Sono questi i punti di riferimento per l'anno liturgico, e non i giorni e i mesi del calendario. Proprio avendo presenti queste tappe della vita di Gesù, possiamo dire che con questa domenica terminiamo un anno liturgico e dalla prossima inizieremo
l'intenso cammino dell'Avvento.
La fine di un anno è sempre tempo di bilanci, di confronti tra come eravamo dodici mesi fa e come siamo ora: quante cose abbiamo imparato, scoperto, conosciuto... quante persone nuove fanno parte del cerchio della nostra amicizia... quanti siamo cresciuti, di quanto è aumentato il nostro numero di scarpe...

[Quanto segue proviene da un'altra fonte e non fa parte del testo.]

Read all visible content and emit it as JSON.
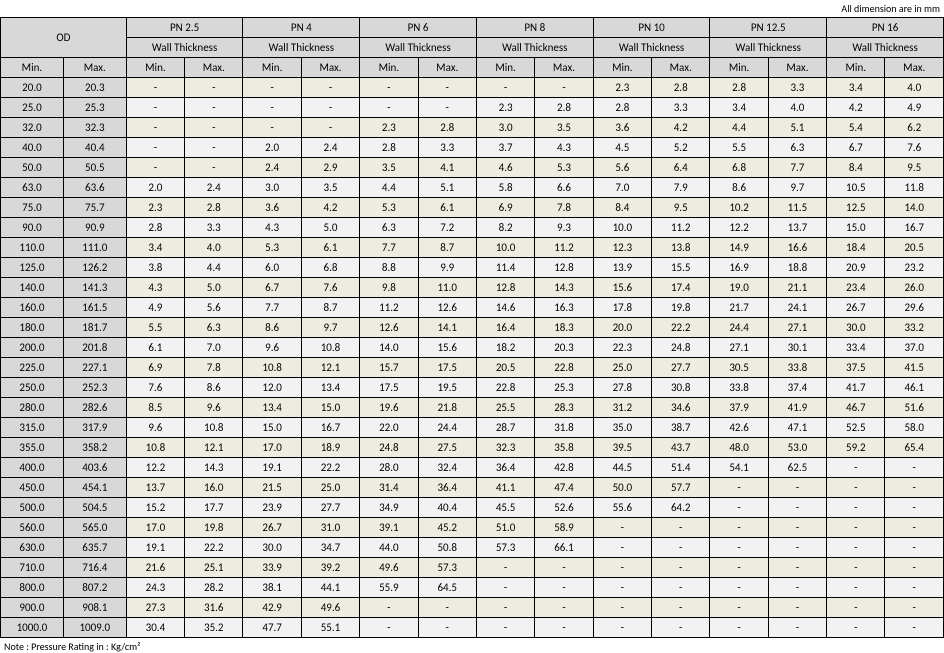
{
  "caption": "All dimension are in mm",
  "footnote": "Note : Pressure Rating in : Kg/cm²",
  "corner": "OD",
  "subhead": "Wall Thickness",
  "minmax": [
    "Min.",
    "Max."
  ],
  "pn_groups": [
    "PN 2.5",
    "PN 4",
    "PN 6",
    "PN 8",
    "PN 10",
    "PN 12.5",
    "PN 16"
  ],
  "rows": [
    {
      "od": [
        "20.0",
        "20.3"
      ],
      "c": [
        [
          "-",
          "-"
        ],
        [
          "-",
          "-"
        ],
        [
          "-",
          "-"
        ],
        [
          "-",
          "-"
        ],
        [
          "2.3",
          "2.8"
        ],
        [
          "2.8",
          "3.3"
        ],
        [
          "3.4",
          "4.0"
        ]
      ]
    },
    {
      "od": [
        "25.0",
        "25.3"
      ],
      "c": [
        [
          "-",
          "-"
        ],
        [
          "-",
          "-"
        ],
        [
          "-",
          "-"
        ],
        [
          "2.3",
          "2.8"
        ],
        [
          "2.8",
          "3.3"
        ],
        [
          "3.4",
          "4.0"
        ],
        [
          "4.2",
          "4.9"
        ]
      ]
    },
    {
      "od": [
        "32.0",
        "32.3"
      ],
      "c": [
        [
          "-",
          "-"
        ],
        [
          "-",
          "-"
        ],
        [
          "2.3",
          "2.8"
        ],
        [
          "3.0",
          "3.5"
        ],
        [
          "3.6",
          "4.2"
        ],
        [
          "4.4",
          "5.1"
        ],
        [
          "5.4",
          "6.2"
        ]
      ]
    },
    {
      "od": [
        "40.0",
        "40.4"
      ],
      "c": [
        [
          "-",
          "-"
        ],
        [
          "2.0",
          "2.4"
        ],
        [
          "2.8",
          "3.3"
        ],
        [
          "3.7",
          "4.3"
        ],
        [
          "4.5",
          "5.2"
        ],
        [
          "5.5",
          "6.3"
        ],
        [
          "6.7",
          "7.6"
        ]
      ]
    },
    {
      "od": [
        "50.0",
        "50.5"
      ],
      "c": [
        [
          "-",
          "-"
        ],
        [
          "2.4",
          "2.9"
        ],
        [
          "3.5",
          "4.1"
        ],
        [
          "4.6",
          "5.3"
        ],
        [
          "5.6",
          "6.4"
        ],
        [
          "6.8",
          "7.7"
        ],
        [
          "8.4",
          "9.5"
        ]
      ]
    },
    {
      "od": [
        "63.0",
        "63.6"
      ],
      "c": [
        [
          "2.0",
          "2.4"
        ],
        [
          "3.0",
          "3.5"
        ],
        [
          "4.4",
          "5.1"
        ],
        [
          "5.8",
          "6.6"
        ],
        [
          "7.0",
          "7.9"
        ],
        [
          "8.6",
          "9.7"
        ],
        [
          "10.5",
          "11.8"
        ]
      ]
    },
    {
      "od": [
        "75.0",
        "75.7"
      ],
      "c": [
        [
          "2.3",
          "2.8"
        ],
        [
          "3.6",
          "4.2"
        ],
        [
          "5.3",
          "6.1"
        ],
        [
          "6.9",
          "7.8"
        ],
        [
          "8.4",
          "9.5"
        ],
        [
          "10.2",
          "11.5"
        ],
        [
          "12.5",
          "14.0"
        ]
      ]
    },
    {
      "od": [
        "90.0",
        "90.9"
      ],
      "c": [
        [
          "2.8",
          "3.3"
        ],
        [
          "4.3",
          "5.0"
        ],
        [
          "6.3",
          "7.2"
        ],
        [
          "8.2",
          "9.3"
        ],
        [
          "10.0",
          "11.2"
        ],
        [
          "12.2",
          "13.7"
        ],
        [
          "15.0",
          "16.7"
        ]
      ]
    },
    {
      "od": [
        "110.0",
        "111.0"
      ],
      "c": [
        [
          "3.4",
          "4.0"
        ],
        [
          "5.3",
          "6.1"
        ],
        [
          "7.7",
          "8.7"
        ],
        [
          "10.0",
          "11.2"
        ],
        [
          "12.3",
          "13.8"
        ],
        [
          "14.9",
          "16.6"
        ],
        [
          "18.4",
          "20.5"
        ]
      ]
    },
    {
      "od": [
        "125.0",
        "126.2"
      ],
      "c": [
        [
          "3.8",
          "4.4"
        ],
        [
          "6.0",
          "6.8"
        ],
        [
          "8.8",
          "9.9"
        ],
        [
          "11.4",
          "12.8"
        ],
        [
          "13.9",
          "15.5"
        ],
        [
          "16.9",
          "18.8"
        ],
        [
          "20.9",
          "23.2"
        ]
      ]
    },
    {
      "od": [
        "140.0",
        "141.3"
      ],
      "c": [
        [
          "4.3",
          "5.0"
        ],
        [
          "6.7",
          "7.6"
        ],
        [
          "9.8",
          "11.0"
        ],
        [
          "12.8",
          "14.3"
        ],
        [
          "15.6",
          "17.4"
        ],
        [
          "19.0",
          "21.1"
        ],
        [
          "23.4",
          "26.0"
        ]
      ]
    },
    {
      "od": [
        "160.0",
        "161.5"
      ],
      "c": [
        [
          "4.9",
          "5.6"
        ],
        [
          "7.7",
          "8.7"
        ],
        [
          "11.2",
          "12.6"
        ],
        [
          "14.6",
          "16.3"
        ],
        [
          "17.8",
          "19.8"
        ],
        [
          "21.7",
          "24.1"
        ],
        [
          "26.7",
          "29.6"
        ]
      ]
    },
    {
      "od": [
        "180.0",
        "181.7"
      ],
      "c": [
        [
          "5.5",
          "6.3"
        ],
        [
          "8.6",
          "9.7"
        ],
        [
          "12.6",
          "14.1"
        ],
        [
          "16.4",
          "18.3"
        ],
        [
          "20.0",
          "22.2"
        ],
        [
          "24.4",
          "27.1"
        ],
        [
          "30.0",
          "33.2"
        ]
      ]
    },
    {
      "od": [
        "200.0",
        "201.8"
      ],
      "c": [
        [
          "6.1",
          "7.0"
        ],
        [
          "9.6",
          "10.8"
        ],
        [
          "14.0",
          "15.6"
        ],
        [
          "18.2",
          "20.3"
        ],
        [
          "22.3",
          "24.8"
        ],
        [
          "27.1",
          "30.1"
        ],
        [
          "33.4",
          "37.0"
        ]
      ]
    },
    {
      "od": [
        "225.0",
        "227.1"
      ],
      "c": [
        [
          "6.9",
          "7.8"
        ],
        [
          "10.8",
          "12.1"
        ],
        [
          "15.7",
          "17.5"
        ],
        [
          "20.5",
          "22.8"
        ],
        [
          "25.0",
          "27.7"
        ],
        [
          "30.5",
          "33.8"
        ],
        [
          "37.5",
          "41.5"
        ]
      ]
    },
    {
      "od": [
        "250.0",
        "252.3"
      ],
      "c": [
        [
          "7.6",
          "8.6"
        ],
        [
          "12.0",
          "13.4"
        ],
        [
          "17.5",
          "19.5"
        ],
        [
          "22.8",
          "25.3"
        ],
        [
          "27.8",
          "30.8"
        ],
        [
          "33.8",
          "37.4"
        ],
        [
          "41.7",
          "46.1"
        ]
      ]
    },
    {
      "od": [
        "280.0",
        "282.6"
      ],
      "c": [
        [
          "8.5",
          "9.6"
        ],
        [
          "13.4",
          "15.0"
        ],
        [
          "19.6",
          "21.8"
        ],
        [
          "25.5",
          "28.3"
        ],
        [
          "31.2",
          "34.6"
        ],
        [
          "37.9",
          "41.9"
        ],
        [
          "46.7",
          "51.6"
        ]
      ]
    },
    {
      "od": [
        "315.0",
        "317.9"
      ],
      "c": [
        [
          "9.6",
          "10.8"
        ],
        [
          "15.0",
          "16.7"
        ],
        [
          "22.0",
          "24.4"
        ],
        [
          "28.7",
          "31.8"
        ],
        [
          "35.0",
          "38.7"
        ],
        [
          "42.6",
          "47.1"
        ],
        [
          "52.5",
          "58.0"
        ]
      ]
    },
    {
      "od": [
        "355.0",
        "358.2"
      ],
      "c": [
        [
          "10.8",
          "12.1"
        ],
        [
          "17.0",
          "18.9"
        ],
        [
          "24.8",
          "27.5"
        ],
        [
          "32.3",
          "35.8"
        ],
        [
          "39.5",
          "43.7"
        ],
        [
          "48.0",
          "53.0"
        ],
        [
          "59.2",
          "65.4"
        ]
      ]
    },
    {
      "od": [
        "400.0",
        "403.6"
      ],
      "c": [
        [
          "12.2",
          "14.3"
        ],
        [
          "19.1",
          "22.2"
        ],
        [
          "28.0",
          "32.4"
        ],
        [
          "36.4",
          "42.8"
        ],
        [
          "44.5",
          "51.4"
        ],
        [
          "54.1",
          "62.5"
        ],
        [
          "-",
          "-"
        ]
      ]
    },
    {
      "od": [
        "450.0",
        "454.1"
      ],
      "c": [
        [
          "13.7",
          "16.0"
        ],
        [
          "21.5",
          "25.0"
        ],
        [
          "31.4",
          "36.4"
        ],
        [
          "41.1",
          "47.4"
        ],
        [
          "50.0",
          "57.7"
        ],
        [
          "-",
          "-"
        ],
        [
          "-",
          "-"
        ]
      ]
    },
    {
      "od": [
        "500.0",
        "504.5"
      ],
      "c": [
        [
          "15.2",
          "17.7"
        ],
        [
          "23.9",
          "27.7"
        ],
        [
          "34.9",
          "40.4"
        ],
        [
          "45.5",
          "52.6"
        ],
        [
          "55.6",
          "64.2"
        ],
        [
          "-",
          "-"
        ],
        [
          "-",
          "-"
        ]
      ]
    },
    {
      "od": [
        "560.0",
        "565.0"
      ],
      "c": [
        [
          "17.0",
          "19.8"
        ],
        [
          "26.7",
          "31.0"
        ],
        [
          "39.1",
          "45.2"
        ],
        [
          "51.0",
          "58.9"
        ],
        [
          "-",
          "-"
        ],
        [
          "-",
          "-"
        ],
        [
          "-",
          "-"
        ]
      ]
    },
    {
      "od": [
        "630.0",
        "635.7"
      ],
      "c": [
        [
          "19.1",
          "22.2"
        ],
        [
          "30.0",
          "34.7"
        ],
        [
          "44.0",
          "50.8"
        ],
        [
          "57.3",
          "66.1"
        ],
        [
          "-",
          "-"
        ],
        [
          "-",
          "-"
        ],
        [
          "-",
          "-"
        ]
      ]
    },
    {
      "od": [
        "710.0",
        "716.4"
      ],
      "c": [
        [
          "21.6",
          "25.1"
        ],
        [
          "33.9",
          "39.2"
        ],
        [
          "49.6",
          "57.3"
        ],
        [
          "-",
          "-"
        ],
        [
          "-",
          "-"
        ],
        [
          "-",
          "-"
        ],
        [
          "-",
          "-"
        ]
      ]
    },
    {
      "od": [
        "800.0",
        "807.2"
      ],
      "c": [
        [
          "24.3",
          "28.2"
        ],
        [
          "38.1",
          "44.1"
        ],
        [
          "55.9",
          "64.5"
        ],
        [
          "-",
          "-"
        ],
        [
          "-",
          "-"
        ],
        [
          "-",
          "-"
        ],
        [
          "-",
          "-"
        ]
      ]
    },
    {
      "od": [
        "900.0",
        "908.1"
      ],
      "c": [
        [
          "27.3",
          "31.6"
        ],
        [
          "42.9",
          "49.6"
        ],
        [
          "-",
          "-"
        ],
        [
          "-",
          "-"
        ],
        [
          "-",
          "-"
        ],
        [
          "-",
          "-"
        ],
        [
          "-",
          "-"
        ]
      ]
    },
    {
      "od": [
        "1000.0",
        "1009.0"
      ],
      "c": [
        [
          "30.4",
          "35.2"
        ],
        [
          "47.7",
          "55.1"
        ],
        [
          "-",
          "-"
        ],
        [
          "-",
          "-"
        ],
        [
          "-",
          "-"
        ],
        [
          "-",
          "-"
        ],
        [
          "-",
          "-"
        ]
      ]
    }
  ]
}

La fine di un anno liturgico, poi, suscita il desiderio di fermarsi a ripensare com'è maturato il nostro rapporto con il Signore Dio, durante l'anno trascorso: per vedere quanto siamo cresciuti, come siamo cambiati, se siamo riusciti a vivere un po' di più secondo il cuore di Dio o se invece lo abbiamo trascurato. Se malauguratamente ci troviamo in quest'ultima situazione, allora è meglio darci una bella raddrizzata e riprendere a camminare con nuova energia.
Ma la conclusione dell'anno liturgico non è l'unico motivo speciale di questa domenica; la Chiesa ci propone un altro motivo di gioia e di festa: ci invita e chiamare Gesù con il titolo splendido di Re dell'Universo.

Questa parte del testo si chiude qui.